Estorsione a un imprenditore in difficoltà, arrestati padre e figlio

Dopo un prestito di 10mila euro i creditori avevano fatto lievitare le loro richieste: alla fine la vittima delle minacce ha denunciato tutto. I carabinieri hanno fatto scattare le manette per i due

Un debito di 10mila euro trasformato in una vera e propria estorsione, con la cifra che è lievitata fino a quattro volte tanto la somma iniziale. Ma l'uomo che aveva contratto il debito, un agente immobiliare in crisi economica, alla fine non ce l'ha fatta più e ha raccontato tutto ai carabinieri, che venerdì sono intervenuti e, dopo un incontro-trappola, hanno arrestato i due estortori.

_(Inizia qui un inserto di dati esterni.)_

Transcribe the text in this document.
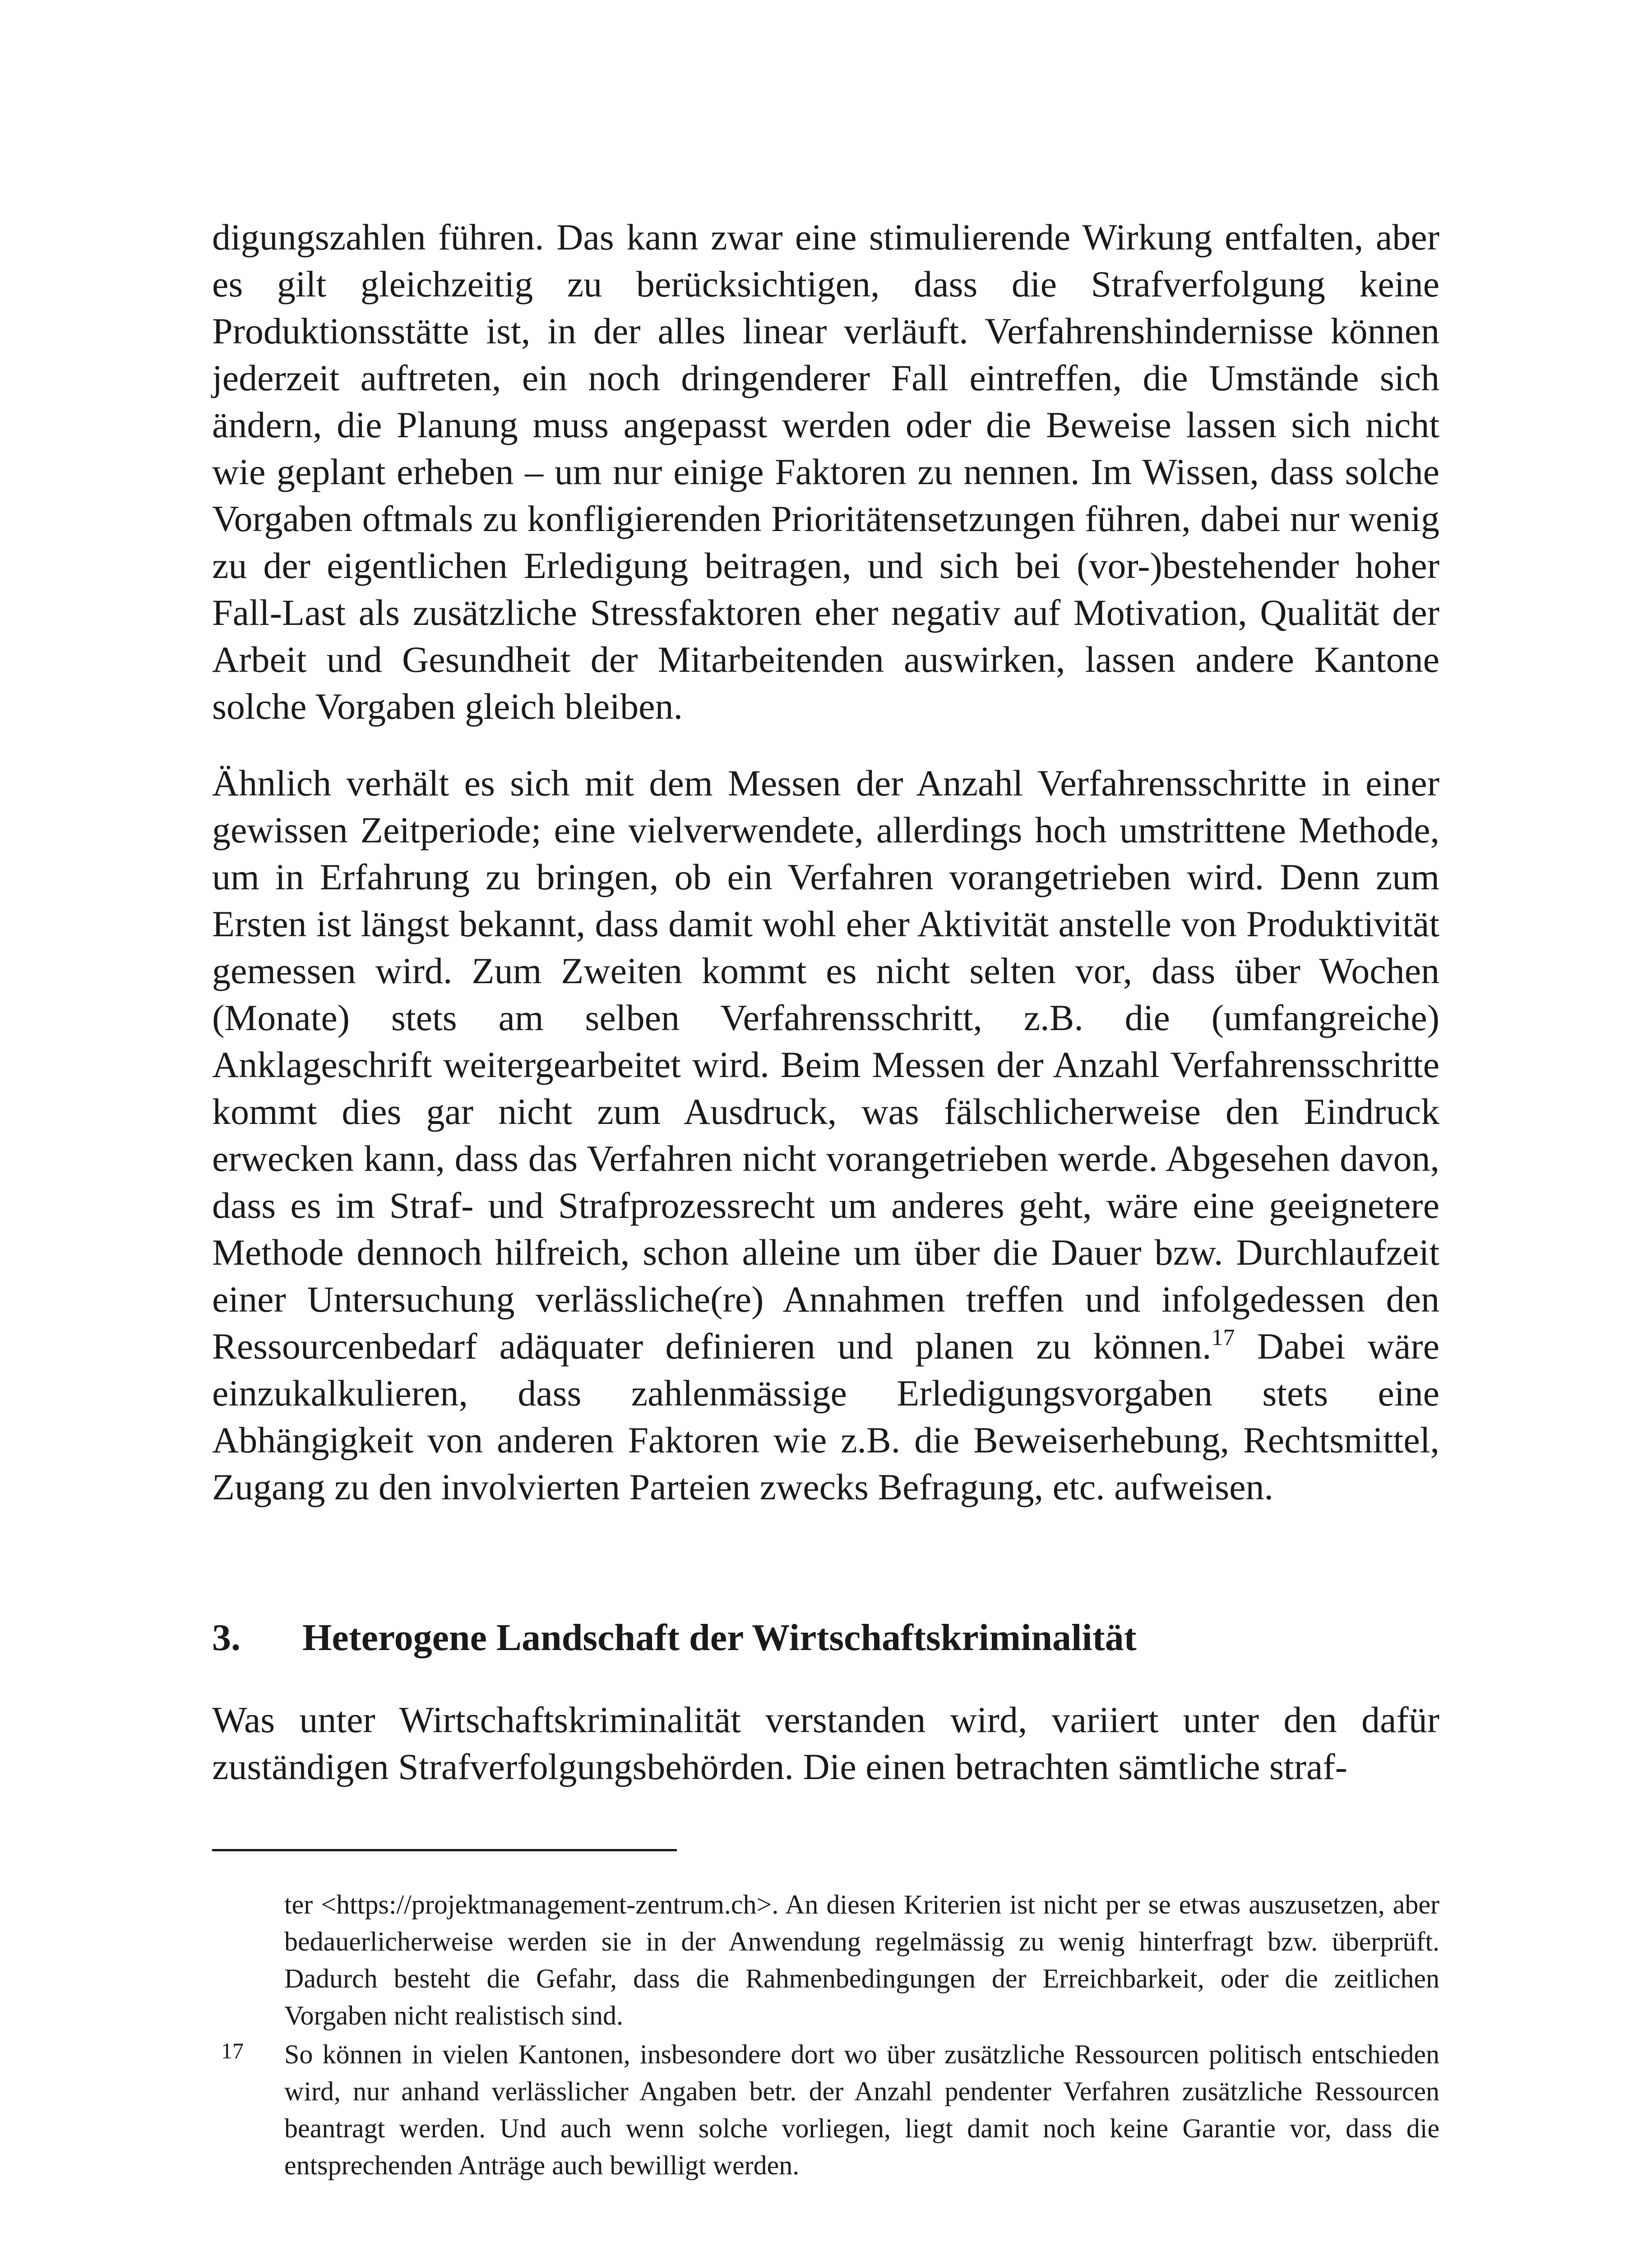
digungszahlen führen. Das kann zwar eine stimulierende Wirkung entfalten, aber es gilt gleichzeitig zu berücksichtigen, dass die Strafverfolgung keine Produktionsstätte ist, in der alles linear verläuft. Verfahrenshindernisse können jederzeit auftreten, ein noch dringenderer Fall eintreffen, die Umstände sich ändern, die Planung muss angepasst werden oder die Beweise lassen sich nicht wie geplant erheben – um nur einige Faktoren zu nennen. Im Wissen, dass solche Vorgaben oftmals zu konfligierenden Prioritätensetzungen führen, dabei nur wenig zu der eigentlichen Erledigung beitragen, und sich bei (vor-)bestehender hoher Fall-Last als zusätzliche Stressfaktoren eher negativ auf Motivation, Qualität der Arbeit und Gesundheit der Mitarbeitenden auswirken, lassen andere Kantone solche Vorgaben gleich bleiben.

Ähnlich verhält es sich mit dem Messen der Anzahl Verfahrensschritte in einer gewissen Zeitperiode; eine vielverwendete, allerdings hoch umstrittene Methode, um in Erfahrung zu bringen, ob ein Verfahren vorangetrieben wird. Denn zum Ersten ist längst bekannt, dass damit wohl eher Aktivität anstelle von Produktivität gemessen wird. Zum Zweiten kommt es nicht selten vor, dass über Wochen (Monate) stets am selben Verfahrensschritt, z.B. die (umfangreiche) Anklageschrift weitergearbeitet wird. Beim Messen der Anzahl Verfahrensschritte kommt dies gar nicht zum Ausdruck, was fälschlicherweise den Eindruck erwecken kann, dass das Verfahren nicht vorangetrieben werde. Abgesehen davon, dass es im Straf- und Strafprozessrecht um anderes geht, wäre eine geeignetere Methode dennoch hilfreich, schon alleine um über die Dauer bzw. Durchlaufzeit einer Untersuchung verlässliche(re) Annahmen treffen und infolgedessen den Ressourcenbedarf adäquater definieren und planen zu können.$^{17}$ Dabei wäre einzukalkulieren, dass zahlenmässige Erledigungsvorgaben stets eine Abhängigkeit von anderen Faktoren wie z.B. die Beweiserhebung, Rechtsmittel, Zugang zu den involvierten Parteien zwecks Befragung, etc. aufweisen.

3. Heterogene Landschaft der Wirtschaftskriminalität

Was unter Wirtschaftskriminalität verstanden wird, variiert unter den dafür zuständigen Strafverfolgungsbehörden. Die einen betrachten sämtliche straf-

ter <https://projektmanagement-zentrum.ch>. An diesen Kriterien ist nicht per se etwas auszusetzen, aber bedauerlicherweise werden sie in der Anwendung regelmässig zu wenig hinterfragt bzw. überprüft. Dadurch besteht die Gefahr, dass die Rahmenbedingungen der Erreichbarkeit, oder die zeitlichen Vorgaben nicht realistisch sind.

17 So können in vielen Kantonen, insbesondere dort wo über zusätzliche Ressourcen politisch entschieden wird, nur anhand verlässlicher Angaben betr. der Anzahl pendenter Verfahren zusätzliche Ressourcen beantragt werden. Und auch wenn solche vorliegen, liegt damit noch keine Garantie vor, dass die entsprechenden Anträge auch bewilligt werden.
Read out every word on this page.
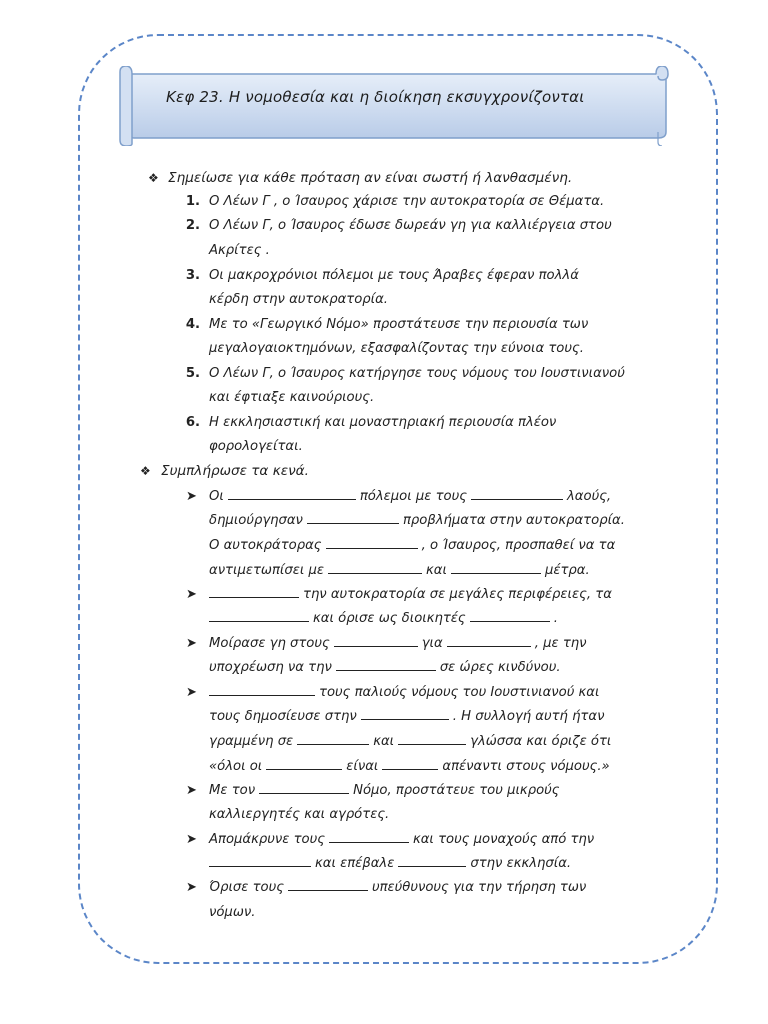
Κεφ 23. Η νομοθεσία και η διοίκηση εκσυγχρονίζονται
❖ Σημείωσε για κάθε πρόταση αν είναι σωστή ή λανθασμένη.
1. Ο Λέων Γ , ο Ίσαυρος χάρισε την αυτοκρατορία σε Θέματα.
2. Ο Λέων Γ, ο Ίσαυρος έδωσε δωρεάν γη για καλλιέργεια στου
Ακρίτες .
3. Οι μακροχρόνιοι πόλεμοι με τους Άραβες έφεραν πολλά
κέρδη στην αυτοκρατορία.
4. Με το «Γεωργικό Νόμο» προστάτευσε την περιουσία των
μεγαλογαιοκτημόνων, εξασφαλίζοντας την εύνοια τους.
5. Ο Λέων Γ, ο Ίσαυρος κατήργησε τους νόμους του Ιουστινιανού
και έφτιαξε καινούριους.
6. Η εκκλησιαστική και μοναστηριακή περιουσία πλέον
φορολογείται.
❖ Συμπλήρωσε τα κενά.
➤ Οι	πόλεμοι με τους	λαούς,
δημιούργησαν	προβλήματα στην αυτοκρατορία.
Ο αυτοκράτορας	, ο Ίσαυρος, προσπαθεί να τα
αντιμετωπίσει με	και	μέτρα.
➤	την αυτοκρατορία σε μεγάλες περιφέρειες, τα
και όρισε ως διοικητές	.
➤ Μοίρασε γη στους	για	, με την
υποχρέωση να την	σε ώρες κινδύνου.
➤	τους παλιούς νόμους του Ιουστινιανού και
τους δημοσίευσε στην	. Η συλλογή αυτή ήταν
γραμμένη σε	και	γλώσσα και όριζε ότι
«όλοι οι	είναι	απέναντι στους νόμους.»
➤ Με τον	Νόμο, προστάτευε του μικρούς
καλλιεργητές και αγρότες.
➤ Απομάκρυνε τους	και τους μοναχούς από την
και επέβαλε	στην εκκλησία.
➤ Όρισε τους	υπεύθυνους για την τήρηση των
νόμων.
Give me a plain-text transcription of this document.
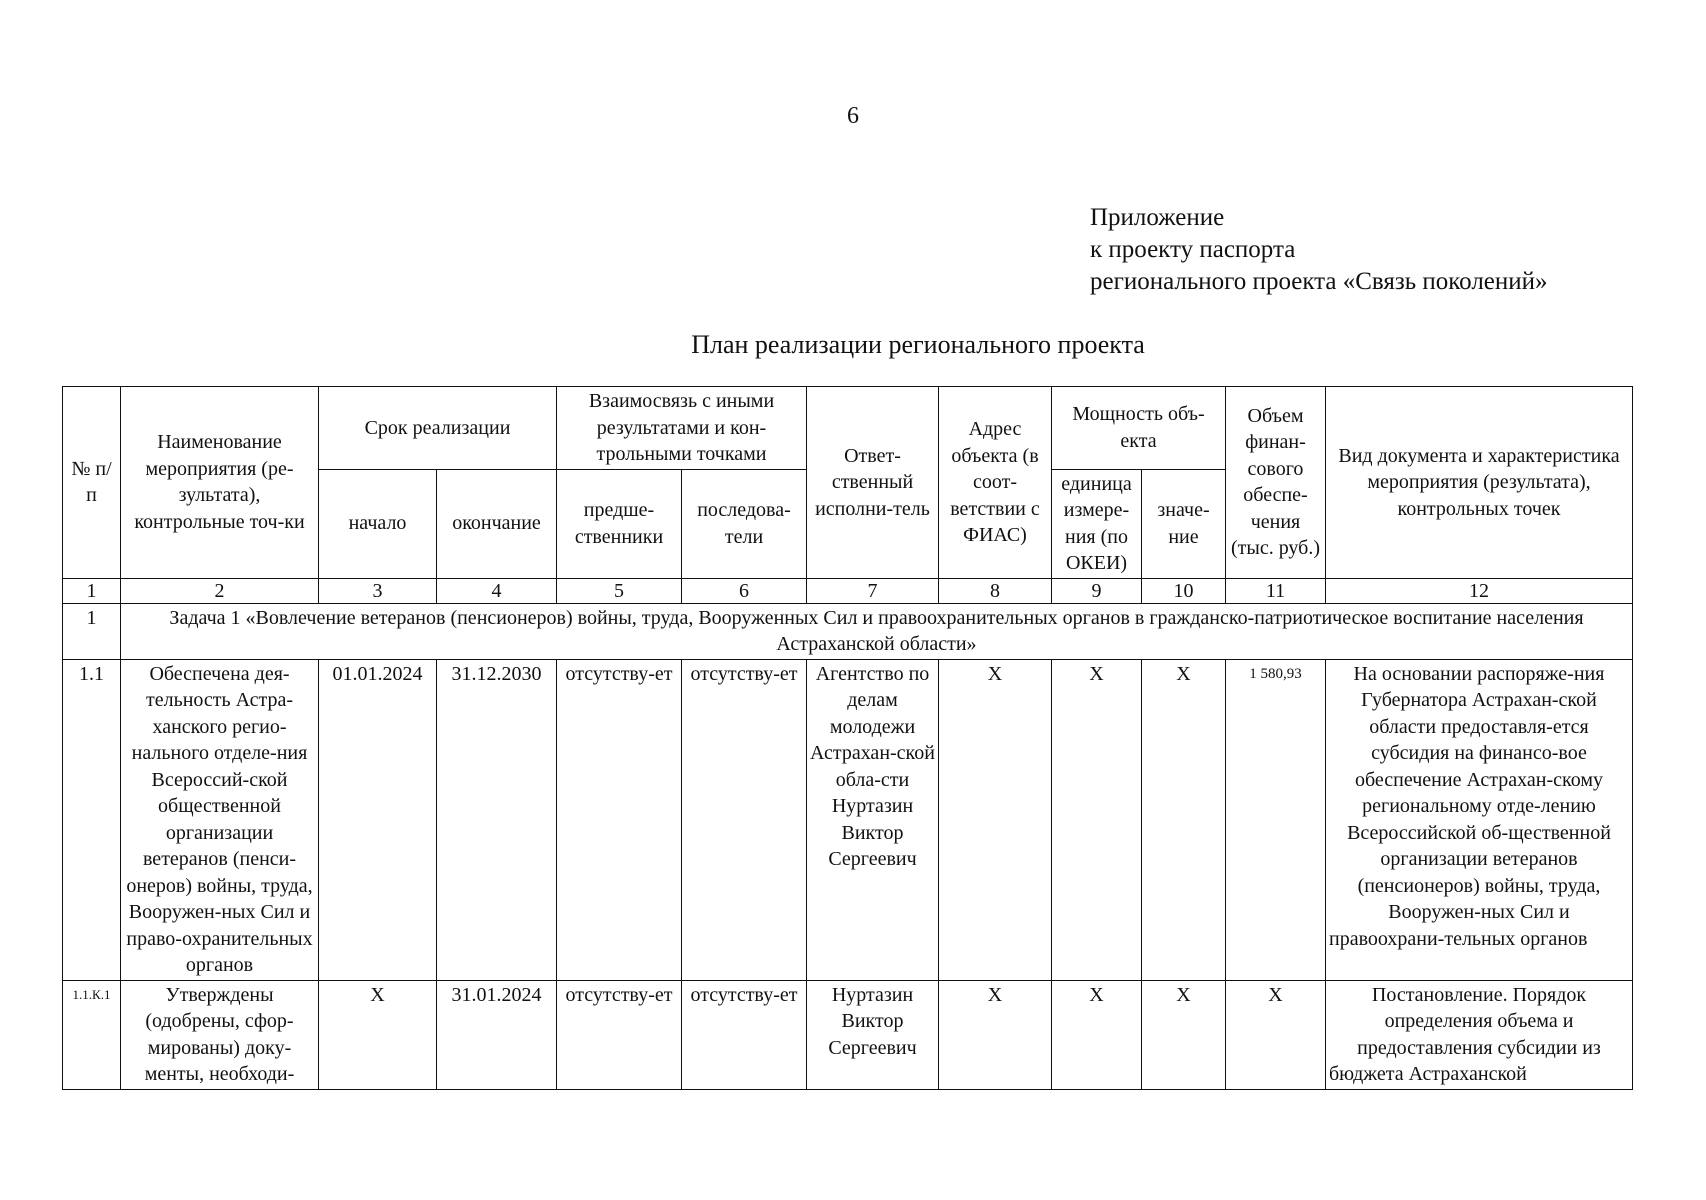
6
Приложение
к проекту паспорта
регионального проекта «Связь поколений»
План реализации регионального проекта
№ п/п	Наименование мероприятия (ре-зультата), контрольные точ-ки	Срок реализации		Взаимосвязь с иными результатами и кон-трольными точками		Ответ-ственный исполни-тель	Адрес объекта (в соот-ветствии с ФИАС)	Мощность объ-екта		Объем финан-сового обеспе-чения (тыс. руб.)	Вид документа и характеристика мероприятия (результата), контрольных точек
		начало	окончание	предше-ственники	последова-тели			единица измере-ния (по ОКЕИ)	значе-ние		
1	2	3	4	5	6	7	8	9	10	11	12
1	Задача 1 «Вовлечение ветеранов (пенсионеров) войны, труда, Вооруженных Сил и правоохранительных органов в гражданско-патриотическое воспитание населения Астраханской области»										
1.1	Обеспечена дея-тельность Астра-ханского регио-нального отделе-ния Всероссий-ской общественной организации ветеранов (пенси-онеров) войны, труда, Вооружен-ных Сил и право-охранительных органов	01.01.2024	31.12.2030	отсутству-ет	отсутству-ет	Агентство по делам молодежи Астрахан-ской обла-сти Нуртазин Виктор Сергеевич	X	X	X	1 580,93	На основании распоряже-ния Губернатора Астрахан-ской области предоставля-ется субсидия на финансо-вое обеспечение Астрахан-скому региональному отде-лению Всероссийской об-щественной организации ветеранов (пенсионеров) войны, труда, Вооружен-ных Сил и правоохрани-тельных органов
1.1.К.1	Утверждены (одобрены, сфор-мированы) доку-менты, необходи-	X	31.01.2024	отсутству-ет	отсутству-ет	Нуртазин Виктор Сергеевич	X	X	X	X	Постановление. Порядок определения объема и предоставления субсидии из бюджета Астраханской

Si tratta di padre e figlio, 60 e 34 anni, che prima hanno prestato 10mila euro all'imprenditore e poi hanno cominciato a far crescere la somma richiesta per la restituzione. I carabinieri del nucleo operativo hanno però messo fino all'estorsione.

I due creditori erano riusciti, a fronte dell'impossibilità dell'imprenditore di saldare il debito, a ottenere il possesso di un appartamento in costruzione a Priverno. L'affare, anche questa volta, era però saltato.

Venerdì sera c'è stato l'ultimo incontro tra le parti. L'agente immobiliare è stato nuovamente minacciato e persino aggredito dai due estortori. Ma in agguato c'erano i carabinieri, che li hanno arrestati e condotti in carcere.